Now, we still have our end of iteration retrospective just as when we started iteration retrospectives we did not get rid of “end of release” or “end of project” retrospectives. We still have those because the focus is different. The focus at the end of an iteration is more tactical, the focus at the end of release or project is more strategic, whereas these continuous retrospectives that we hold daily are more about doing the little experiments. And it does not just happen during the stand ups, it is that someone else will come by, maybe someone on another project will have a conversation with somebody in our team “Oh, I see you are doing this experiment.
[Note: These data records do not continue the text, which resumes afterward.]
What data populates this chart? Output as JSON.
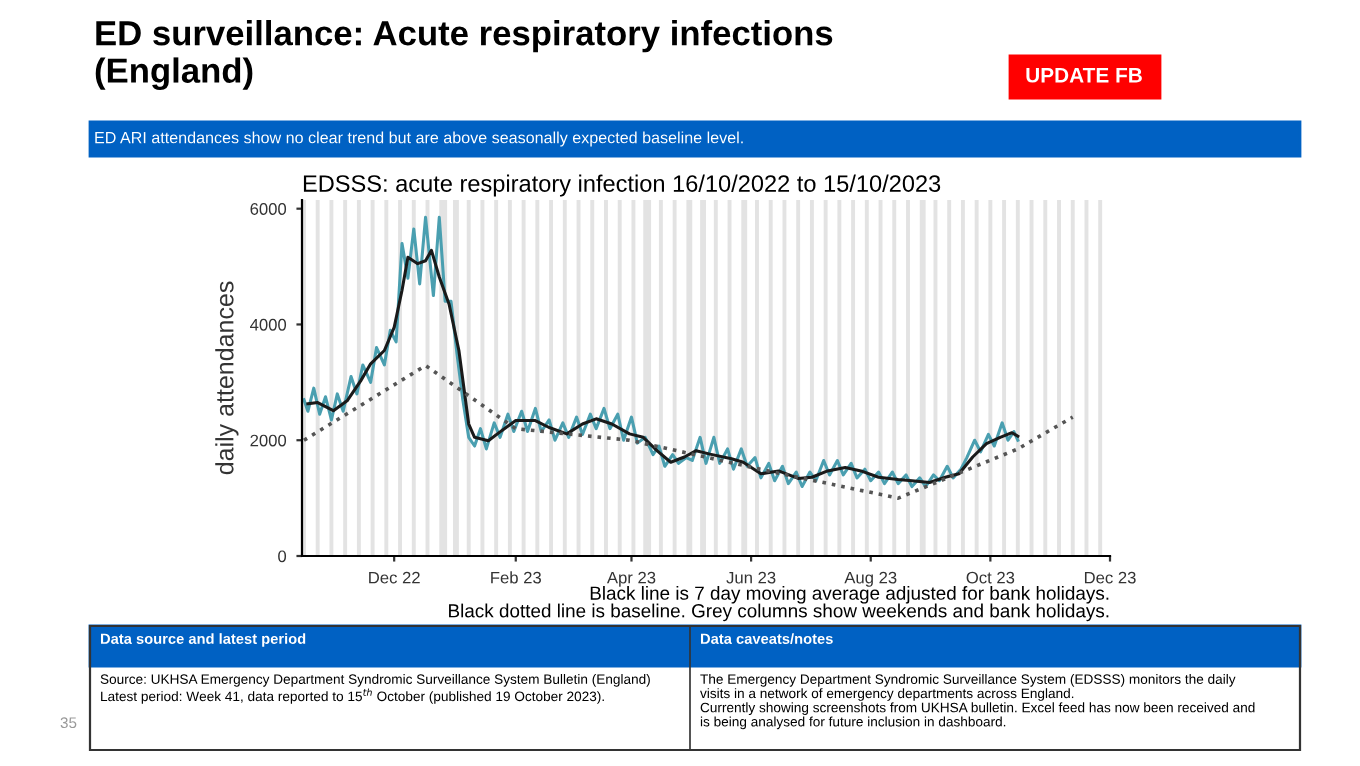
{
  "chart_data": {
    "type": "line",
    "title": "EDSSS: acute respiratory infection 16/10/2022 to 15/10/2023",
    "ylabel": "daily attendances",
    "annotations": [
      "ED surveillance: Acute respiratory infections\n(England)",
      "UPDATE FB",
      "ED ARI attendances show no clear trend but are above seasonally expected baseline level.",
      "Black line is 7 day moving average adjusted for bank holidays.\nBlack dotted line is baseline. Grey columns show weekends and bank holidays.",
      "Data source and latest period",
      "Data caveats/notes",
      "Source: UKHSA Emergency Department Syndromic Surveillance System Bulletin (England)\nLatest period: Week 41, data reported to 15$^{th}$ October (published 19 October 2023).",
      "The Emergency Department Syndromic Surveillance System (EDSSS) monitors the daily\nvisits in a network of emergency departments across England.\nCurrently showing screenshots from UKHSA bulletin. Excel feed has now been received and\nis being analysed for future inclusion in dashboard.",
      "35"
    ],
    "xlim": [
      "2022-10-15",
      "2023-12-01"
    ],
    "xticks": [
      {
        "value": "2022-12-01",
        "label": "Dec 22"
      },
      {
        "value": "2023-02-01",
        "label": "Feb 23"
      },
      {
        "value": "2023-04-01",
        "label": "Apr 23"
      },
      {
        "value": "2023-06-01",
        "label": "Jun 23"
      },
      {
        "value": "2023-08-01",
        "label": "Aug 23"
      },
      {
        "value": "2023-10-01",
        "label": "Oct 23"
      },
      {
        "value": "2023-12-01",
        "label": "Dec 23"
      }
    ],
    "ylim": [
      0,
      6150
    ],
    "yticks": [
      0,
      2000,
      4000,
      6000
    ],
    "grid": false,
    "legend": false,
    "series": [
      {
        "color": "#4a9fb0",
        "line_style": "solid",
        "x": [
          "2022-10-16",
          "2022-10-18",
          "2022-10-21",
          "2022-10-24",
          "2022-10-27",
          "2022-10-30",
          "2022-11-02",
          "2022-11-05",
          "2022-11-09",
          "2022-11-12",
          "2022-11-15",
          "2022-11-19",
          "2022-11-22",
          "2022-11-26",
          "2022-11-29",
          "2022-12-02",
          "2022-12-05",
          "2022-12-08",
          "2022-12-11",
          "2022-12-14",
          "2022-12-17",
          "2022-12-21",
          "2022-12-24",
          "2022-12-27",
          "2022-12-30",
          "2023-01-02",
          "2023-01-05",
          "2023-01-08",
          "2023-01-11",
          "2023-01-14",
          "2023-01-17",
          "2023-01-21",
          "2023-01-24",
          "2023-01-28",
          "2023-01-31",
          "2023-02-04",
          "2023-02-07",
          "2023-02-11",
          "2023-02-14",
          "2023-02-18",
          "2023-02-21",
          "2023-02-25",
          "2023-02-28",
          "2023-03-04",
          "2023-03-07",
          "2023-03-11",
          "2023-03-14",
          "2023-03-18",
          "2023-03-21",
          "2023-03-25",
          "2023-03-28",
          "2023-04-01",
          "2023-04-04",
          "2023-04-08",
          "2023-04-12",
          "2023-04-15",
          "2023-04-18",
          "2023-04-22",
          "2023-04-25",
          "2023-04-29",
          "2023-05-02",
          "2023-05-06",
          "2023-05-09",
          "2023-05-13",
          "2023-05-16",
          "2023-05-20",
          "2023-05-23",
          "2023-05-27",
          "2023-05-30",
          "2023-06-03",
          "2023-06-06",
          "2023-06-10",
          "2023-06-13",
          "2023-06-17",
          "2023-06-20",
          "2023-06-24",
          "2023-06-27",
          "2023-07-01",
          "2023-07-04",
          "2023-07-08",
          "2023-07-11",
          "2023-07-15",
          "2023-07-18",
          "2023-07-22",
          "2023-07-25",
          "2023-07-29",
          "2023-08-01",
          "2023-08-05",
          "2023-08-08",
          "2023-08-12",
          "2023-08-15",
          "2023-08-19",
          "2023-08-22",
          "2023-08-26",
          "2023-08-29",
          "2023-09-02",
          "2023-09-05",
          "2023-09-09",
          "2023-09-12",
          "2023-09-16",
          "2023-09-19",
          "2023-09-23",
          "2023-09-26",
          "2023-09-30",
          "2023-10-03",
          "2023-10-07",
          "2023-10-10",
          "2023-10-13",
          "2023-10-15"
        ],
        "values": [
          2700,
          2500,
          2900,
          2450,
          2750,
          2350,
          2800,
          2500,
          3100,
          2800,
          3300,
          3000,
          3600,
          3300,
          3900,
          3700,
          5400,
          4800,
          5650,
          4700,
          5850,
          4500,
          5850,
          4400,
          4400,
          3500,
          2700,
          2050,
          1900,
          2200,
          1850,
          2300,
          2050,
          2450,
          2150,
          2500,
          2150,
          2550,
          2150,
          2350,
          2000,
          2300,
          2050,
          2400,
          2100,
          2450,
          2200,
          2550,
          2200,
          2450,
          2000,
          2400,
          1950,
          2050,
          1750,
          1900,
          1550,
          1750,
          1600,
          1700,
          1650,
          2050,
          1600,
          2050,
          1600,
          1850,
          1500,
          1850,
          1550,
          1700,
          1350,
          1600,
          1300,
          1550,
          1250,
          1450,
          1200,
          1450,
          1300,
          1650,
          1400,
          1650,
          1400,
          1600,
          1350,
          1500,
          1300,
          1450,
          1250,
          1450,
          1250,
          1400,
          1200,
          1350,
          1200,
          1400,
          1300,
          1550,
          1350,
          1500,
          1700,
          2000,
          1800,
          2100,
          1900,
          2300,
          2000,
          2150,
          2000
        ]
      },
      {
        "color": "#1a1a1a",
        "line_style": "solid",
        "x": [
          "2022-10-18",
          "2022-10-23",
          "2022-10-31",
          "2022-11-07",
          "2022-11-14",
          "2022-11-19",
          "2022-11-26",
          "2022-12-01",
          "2022-12-05",
          "2022-12-08",
          "2022-12-13",
          "2022-12-17",
          "2022-12-20",
          "2022-12-24",
          "2022-12-29",
          "2023-01-03",
          "2023-01-08",
          "2023-01-11",
          "2023-01-18",
          "2023-01-25",
          "2023-02-01",
          "2023-02-11",
          "2023-02-18",
          "2023-02-27",
          "2023-03-07",
          "2023-03-14",
          "2023-03-22",
          "2023-03-31",
          "2023-04-07",
          "2023-04-14",
          "2023-04-21",
          "2023-04-28",
          "2023-05-04",
          "2023-05-11",
          "2023-05-22",
          "2023-05-28",
          "2023-06-06",
          "2023-06-15",
          "2023-06-25",
          "2023-07-02",
          "2023-07-10",
          "2023-07-19",
          "2023-07-27",
          "2023-08-05",
          "2023-08-15",
          "2023-08-22",
          "2023-08-31",
          "2023-09-08",
          "2023-09-15",
          "2023-09-22",
          "2023-09-29",
          "2023-10-06",
          "2023-10-12",
          "2023-10-15"
        ],
        "values": [
          2630,
          2650,
          2510,
          2680,
          3030,
          3320,
          3550,
          3950,
          4590,
          5160,
          5050,
          5100,
          5280,
          4820,
          4350,
          3550,
          2280,
          2050,
          1990,
          2170,
          2340,
          2340,
          2220,
          2110,
          2280,
          2370,
          2280,
          2110,
          2050,
          1820,
          1620,
          1710,
          1820,
          1760,
          1680,
          1620,
          1420,
          1470,
          1340,
          1360,
          1470,
          1530,
          1470,
          1360,
          1320,
          1300,
          1270,
          1360,
          1420,
          1710,
          1940,
          2050,
          2130,
          2070
        ]
      },
      {
        "color": "#555555",
        "line_style": "dotted",
        "x": [
          "2022-10-16",
          "2022-12-17",
          "2023-02-01",
          "2023-03-31",
          "2023-06-15",
          "2023-08-15",
          "2023-10-15",
          "2023-11-12"
        ],
        "values": [
          2000,
          3290,
          2200,
          2000,
          1430,
          1000,
          1850,
          2400
        ]
      }
    ],
    "bands": [
      {
        "axis": "x",
        "from": "2022-10-15",
        "to": "2022-10-17",
        "color": "#e3e3e3"
      },
      {
        "axis": "x",
        "from": "2022-10-22",
        "to": "2022-10-24",
        "color": "#e3e3e3"
      },
      {
        "axis": "x",
        "from": "2022-10-29",
        "to": "2022-10-31",
        "color": "#e3e3e3"
      },
      {
        "axis": "x",
        "from": "2022-11-05",
        "to": "2022-11-07",
        "color": "#e3e3e3"
      },
      {
        "axis": "x",
        "from": "2022-11-12",
        "to": "2022-11-14",
        "color": "#e3e3e3"
      },
      {
        "axis": "x",
        "from": "2022-11-19",
        "to": "2022-11-21",
        "color": "#e3e3e3"
      },
      {
        "axis": "x",
        "from": "2022-11-26",
        "to": "2022-11-28",
        "color": "#e3e3e3"
      },
      {
        "axis": "x",
        "from": "2022-12-03",
        "to": "2022-12-05",
        "color": "#e3e3e3"
      },
      {
        "axis": "x",
        "from": "2022-12-10",
        "to": "2022-12-12",
        "color": "#e3e3e3"
      },
      {
        "axis": "x",
        "from": "2022-12-17",
        "to": "2022-12-19",
        "color": "#e3e3e3"
      },
      {
        "axis": "x",
        "from": "2022-12-24",
        "to": "2022-12-28",
        "color": "#e3e3e3"
      },
      {
        "axis": "x",
        "from": "2022-12-31",
        "to": "2023-01-03",
        "color": "#e3e3e3"
      },
      {
        "axis": "x",
        "from": "2023-01-07",
        "to": "2023-01-09",
        "color": "#e3e3e3"
      },
      {
        "axis": "x",
        "from": "2023-01-14",
        "to": "2023-01-16",
        "color": "#e3e3e3"
      },
      {
        "axis": "x",
        "from": "2023-01-21",
        "to": "2023-01-23",
        "color": "#e3e3e3"
      },
      {
        "axis": "x",
        "from": "2023-01-28",
        "to": "2023-01-30",
        "color": "#e3e3e3"
      },
      {
        "axis": "x",
        "from": "2023-02-04",
        "to": "2023-02-06",
        "color": "#e3e3e3"
      },
      {
        "axis": "x",
        "from": "2023-02-11",
        "to": "2023-02-13",
        "color": "#e3e3e3"
      },
      {
        "axis": "x",
        "from": "2023-02-18",
        "to": "2023-02-20",
        "color": "#e3e3e3"
      },
      {
        "axis": "x",
        "from": "2023-02-25",
        "to": "2023-02-27",
        "color": "#e3e3e3"
      },
      {
        "axis": "x",
        "from": "2023-03-04",
        "to": "2023-03-06",
        "color": "#e3e3e3"
      },
      {
        "axis": "x",
        "from": "2023-03-11",
        "to": "2023-03-13",
        "color": "#e3e3e3"
      },
      {
        "axis": "x",
        "from": "2023-03-18",
        "to": "2023-03-20",
        "color": "#e3e3e3"
      },
      {
        "axis": "x",
        "from": "2023-03-25",
        "to": "2023-03-27",
        "color": "#e3e3e3"
      },
      {
        "axis": "x",
        "from": "2023-04-01",
        "to": "2023-04-03",
        "color": "#e3e3e3"
      },
      {
        "axis": "x",
        "from": "2023-04-07",
        "to": "2023-04-11",
        "color": "#e3e3e3"
      },
      {
        "axis": "x",
        "from": "2023-04-15",
        "to": "2023-04-17",
        "color": "#e3e3e3"
      },
      {
        "axis": "x",
        "from": "2023-04-22",
        "to": "2023-04-24",
        "color": "#e3e3e3"
      },
      {
        "axis": "x",
        "from": "2023-04-29",
        "to": "2023-05-02",
        "color": "#e3e3e3"
      },
      {
        "axis": "x",
        "from": "2023-05-06",
        "to": "2023-05-09",
        "color": "#e3e3e3"
      },
      {
        "axis": "x",
        "from": "2023-05-13",
        "to": "2023-05-15",
        "color": "#e3e3e3"
      },
      {
        "axis": "x",
        "from": "2023-05-20",
        "to": "2023-05-22",
        "color": "#e3e3e3"
      },
      {
        "axis": "x",
        "from": "2023-05-27",
        "to": "2023-05-30",
        "color": "#e3e3e3"
      },
      {
        "axis": "x",
        "from": "2023-06-03",
        "to": "2023-06-05",
        "color": "#e3e3e3"
      },
      {
        "axis": "x",
        "from": "2023-06-10",
        "to": "2023-06-12",
        "color": "#e3e3e3"
      },
      {
        "axis": "x",
        "from": "2023-06-17",
        "to": "2023-06-19",
        "color": "#e3e3e3"
      },
      {
        "axis": "x",
        "from": "2023-06-24",
        "to": "2023-06-26",
        "color": "#e3e3e3"
      },
      {
        "axis": "x",
        "from": "2023-07-01",
        "to": "2023-07-03",
        "color": "#e3e3e3"
      },
      {
        "axis": "x",
        "from": "2023-07-08",
        "to": "2023-07-10",
        "color": "#e3e3e3"
      },
      {
        "axis": "x",
        "from": "2023-07-15",
        "to": "2023-07-17",
        "color": "#e3e3e3"
      },
      {
        "axis": "x",
        "from": "2023-07-22",
        "to": "2023-07-24",
        "color": "#e3e3e3"
      },
      {
        "axis": "x",
        "from": "2023-07-29",
        "to": "2023-07-31",
        "color": "#e3e3e3"
      },
      {
        "axis": "x",
        "from": "2023-08-05",
        "to": "2023-08-07",
        "color": "#e3e3e3"
      },
      {
        "axis": "x",
        "from": "2023-08-12",
        "to": "2023-08-14",
        "color": "#e3e3e3"
      },
      {
        "axis": "x",
        "from": "2023-08-19",
        "to": "2023-08-21",
        "color": "#e3e3e3"
      },
      {
        "axis": "x",
        "from": "2023-08-26",
        "to": "2023-08-29",
        "color": "#e3e3e3"
      },
      {
        "axis": "x",
        "from": "2023-09-02",
        "to": "2023-09-04",
        "color": "#e3e3e3"
      },
      {
        "axis": "x",
        "from": "2023-09-09",
        "to": "2023-09-11",
        "color": "#e3e3e3"
      },
      {
        "axis": "x",
        "from": "2023-09-16",
        "to": "2023-09-18",
        "color": "#e3e3e3"
      },
      {
        "axis": "x",
        "from": "2023-09-23",
        "to": "2023-09-25",
        "color": "#e3e3e3"
      },
      {
        "axis": "x",
        "from": "2023-09-30",
        "to": "2023-10-02",
        "color": "#e3e3e3"
      },
      {
        "axis": "x",
        "from": "2023-10-07",
        "to": "2023-10-09",
        "color": "#e3e3e3"
      },
      {
        "axis": "x",
        "from": "2023-10-14",
        "to": "2023-10-16",
        "color": "#e3e3e3"
      },
      {
        "axis": "x",
        "from": "2023-10-21",
        "to": "2023-10-23",
        "color": "#e3e3e3"
      },
      {
        "axis": "x",
        "from": "2023-10-28",
        "to": "2023-10-30",
        "color": "#e3e3e3"
      },
      {
        "axis": "x",
        "from": "2023-11-04",
        "to": "2023-11-06",
        "color": "#e3e3e3"
      },
      {
        "axis": "x",
        "from": "2023-11-11",
        "to": "2023-11-13",
        "color": "#e3e3e3"
      },
      {
        "axis": "x",
        "from": "2023-11-18",
        "to": "2023-11-20",
        "color": "#e3e3e3"
      },
      {
        "axis": "x",
        "from": "2023-11-25",
        "to": "2023-11-27",
        "color": "#e3e3e3"
      }
    ]
  }
}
Maybe we could try that” And so we are spreading information about what is going on and encouraging them to get involved in the kinds of experiments that we do and that it is sort of shared learning and it happens all the time.

We can also have a conversation between people on our team that is not a stand up, but they gravitate toward the timeline. So now, there, in that meeting they are also reflecting, also adding to the timeline, also coming up with ideas for experiments. I have only done it a couple of times, but it seems to work pretty well and in the talk at XP 2015 I said “Well, you could try it and you could let me know” And I did hear from a couple of people who said “We sort of have been doing something like that” but they had not done the experiments, so now they were going to try the experiments.

Since I talk about experiments – that is what I am going to be doing at the Agile Conference in Washington DC. I will be trying to make those experiments more scientific and to get us to learn a little bit more about what an experiment is and how it could be. It cannot be a completely randomized, double- blind placebo controlled experiment we just are never be able to do, but we could be more scientific, we could define an hypothesis, we could do some kinds of randomization, we could do a little bit of analysis. I do not want to give that talk away, but that is going to build on talk on continuous retrospectives.

About the Interviewee

Linda Rising is an expert in helping people make changes in their organisations, with proven change management strategies to enable you to be a more successful change agent in your organisation. She has authored four books and numerous articles and is an internationally known presenter on topics related to patterns, retrospectives, influence strategies, Agile development, and the change process.